Il la considéra d’un air bouleversé.

— Tout le monde va périr. Tous les habitants de Florina.

CHAPITRE II

LE PRUD’HOMME

Quand la sonnerie de la porte retentit, Myrlyn Terens était en train de choisir un filmolivre sur l’étagère. L’expression méditative peinte sur son visage légèrement bouffi devint comme à l’habitude prudente et indéchiffrable. Il passa la main dans ses cheveux roux qui commençaient à s’éclaircir.

— Une seconde ! cria-t-il.

Il remit le film à sa place et pressa un bouton. La cloison se rabattit et la bibliofilmothèque disparut aux regards. Le mur ne présentait plus maintenant qu’une surface parfaitement plane. Qu’un des leurs – par la naissance, tout au moins – possédât des livres-films était un vague sujet d’orgueil pour les simples ouvriers et les paysans avec lesquels Terens avait affaire. Les livres avaient un reflet impalpable qui éclaircissait de façon infime les ténèbres enveloppant leur esprit. Pourtant, il n’eût pas été séant d’en faire parade.

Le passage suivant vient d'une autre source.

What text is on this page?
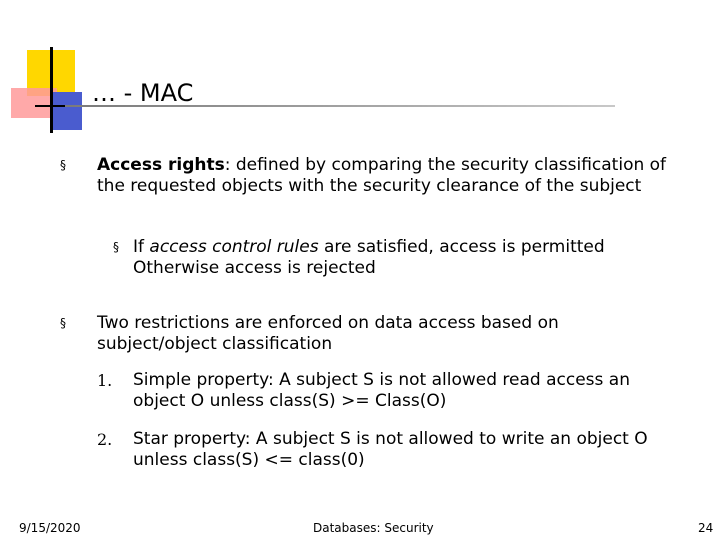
… - MAC
§ Access rights: defined by comparing the security classification of the requested objects with the security clearance of the subject
§ If access control rules are satisfied, access is permitted
Otherwise access is rejected
§ Two restrictions are enforced on data access based on subject/object classification
1. Simple property: A subject S is not allowed read access an object O unless class(S) >= Class(O)
2. Star property: A subject S is not allowed to write an object O unless class(S) <= class(0)
9/15/2020	Databases: Security	24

Leur vue aurait tout gâché. Cela aurait paralysé les langues qui n’étaient que trop réticentes. Peut-être les gens du village étaient-ils fiers des livres de leur Prud’homme, mais s’ils les avaient effectivement eus devant les yeux, Terens leur aurait paru trop semblable à un Écuyer.

Et, bien sûr, il y avait aussi les Écuyers. Il était extrêmement improbable qu’aucun d’eux fit jamais une visite de courtoisie à l’édile, mais si, par hasard, cela se produisait, il eût été imprudent de laisser des films en évidence. La coutume voulait que les Prud’hommes bénéficiassent de certains privilèges mais ils ne devaient jamais les étaler.

— Je viens ! cria encore Terens.

Cette fois, il se dirigea vers l’entrée en ragrafant le haut de sa tunique. Ses vêtements eux-mêmes évoquaient la tenue des Écuyers. Parfois, il oubliait presque qu’il était né sur Florina.

Valona March était sur le seuil. Elle ploya les genoux et inclina respectueusement la tête.

Terens ouvrit la porte toute grande.

— Entrez, Valona et asseyez-vous. L’heure du couvre-feu est certainement passée. J’espère que les patrouilleurs ne vous ont pas vue.

— Je ne crois pas, Prud’homme.

— Eh bien, espérons-le ! Vous avez de mauvais antécédents, vous savez.

— Oui, Prud’homme. Je vous suis très reconnaissante de ce que vous avez fait pour moi dans le passé.

— N’en parlons pas. Asseyez-vous donc. Voulez-vous manger ou boire quelque chose ?

Elle s’assit, très raide, au bord d’une chaise et fit un signe de dénégation.

— Non merci, Prud’homme. J’ai dîné.

La politesse voulait que l’on offrît des rafraîchissements aux visiteurs mais il eût été impoli d’accepter. Terens connaissait les usages. Il n’insista pas.

— Qu’est-ce qui ne va pas, Valona ? demanda-t-il. Encore Rik ?

Valona hocha la tête mais elle était apparemment incapable de donner de plus amples explications.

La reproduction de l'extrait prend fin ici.